Então ficara assim, os Harpias (Falken, para Eins) levavam apenas um par de leves IGLAS-R, que proveriam sua própria defesa contra meios aéreos sem comprometer muito o alcance e persistência. Maicá ainda argumentara sobre a temeridade de se lançar ao ataque sem conhecer os meios de que o inimigo dispunha, principalmente aéreos. Eins apenas rira, ao responder:
- Meios aéreos? Todo mundo sabe que os americanos não trouxeram nem mesmo um helicóptero, por alguma razão lhes negaram apoio aéreo, talvez por acharem que iríamos concentrar tudo no norte o que, até onde sei, é verdade.
- Mas restam os argentinos, Eins...
- Eles? Meia dúzia de Mirages dos anos 70, uma de Skyhawks e outro tanto ou pouco mais de Pucarás. Hah! Você acha que essas velharias passam pela nossa Flak (era assim que o Feldmarschall se referia à AAAe)? Mas nem chegam perto, posso garantir. Se forem suficientemente doidos de voarem a menos de 100 km de nós vão direto pro chão, confie em mim.
E agora Eins sorria ao ser informado do abate de dois Skyhawks a cerca de 130 km pelos S-300 que davam proteção antiaérea de longa distância às suas forças. Não ficou tão feliz ao saber que um Predator também fora atingido mas, de certo modo, sabia que a presença deles no TO seria inevitável. Bem, contava com uma Flak muitíssimo melhor que a do inimigo...
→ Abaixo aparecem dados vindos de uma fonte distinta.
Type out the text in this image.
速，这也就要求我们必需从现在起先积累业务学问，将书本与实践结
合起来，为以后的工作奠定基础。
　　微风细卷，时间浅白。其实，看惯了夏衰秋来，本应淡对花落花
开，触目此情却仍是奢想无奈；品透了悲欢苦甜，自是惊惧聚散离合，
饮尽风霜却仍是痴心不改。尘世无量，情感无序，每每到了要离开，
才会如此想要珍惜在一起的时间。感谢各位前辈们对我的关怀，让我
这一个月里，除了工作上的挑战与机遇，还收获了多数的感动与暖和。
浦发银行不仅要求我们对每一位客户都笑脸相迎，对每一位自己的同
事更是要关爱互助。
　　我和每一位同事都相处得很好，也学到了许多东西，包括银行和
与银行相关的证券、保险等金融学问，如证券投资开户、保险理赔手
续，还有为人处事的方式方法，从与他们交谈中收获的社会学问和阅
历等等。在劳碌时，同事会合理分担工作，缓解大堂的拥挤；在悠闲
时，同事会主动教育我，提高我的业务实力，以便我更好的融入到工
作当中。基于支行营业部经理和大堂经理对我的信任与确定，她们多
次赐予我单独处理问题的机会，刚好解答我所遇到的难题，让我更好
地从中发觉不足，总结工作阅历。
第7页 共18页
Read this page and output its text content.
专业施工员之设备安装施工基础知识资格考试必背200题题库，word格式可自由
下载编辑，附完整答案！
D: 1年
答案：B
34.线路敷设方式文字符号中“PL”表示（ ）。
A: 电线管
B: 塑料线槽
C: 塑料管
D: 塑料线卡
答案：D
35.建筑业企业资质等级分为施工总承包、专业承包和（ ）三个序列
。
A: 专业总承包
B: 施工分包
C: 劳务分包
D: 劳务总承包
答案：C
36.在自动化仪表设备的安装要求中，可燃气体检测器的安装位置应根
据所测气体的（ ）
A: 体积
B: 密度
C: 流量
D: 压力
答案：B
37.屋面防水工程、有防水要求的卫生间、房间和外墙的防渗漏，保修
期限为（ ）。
O General Hopkins não estava gostando nada daquilo. Comandava uma força poderosa, mesmo para os padrões americanos, mas puramente terrestre. Nada de USAF arrasando o grosso das forças inimigas nem defendendo os céus acima dele, nada de helicópteros de ataque e transporte, nada de AC-130, tudo o que tinha no ar eram aquelas velharias dos argentinos e alguns Predators. Não era assim que se lutava uma guerra, ao menos não a maneira americana de fazê-lo. Pela primeira vez em bem mais de meio século uma força americana em avanço estava à mercê de um ataque aéreo. E o que tinham para enfrentar aeronaves inimigas, no caso os "bees" (era assim que chamavam os AMX) brasileiros, que podiam disparar com precisão armas guiadas a longa distância? Mísseis Stinger 2 e alguns sistemas Chaparral, velhíssimos, que disparavam as primeiras versões do míssil Sidewinder. Até os argentinos estavam melhor com seus igualmente velhos canhões geminados Oerlykon de 35 mm e alguns lançadores de mísseis Roland 2, tudo material dos anos 70 e ainda por cima rebocados, o que exigia um tempo de que não disporiam para entrarem em posição, se fossem atacados pelos malditos jatinhos brasileiros. Não, não estava gostando nada daquilo...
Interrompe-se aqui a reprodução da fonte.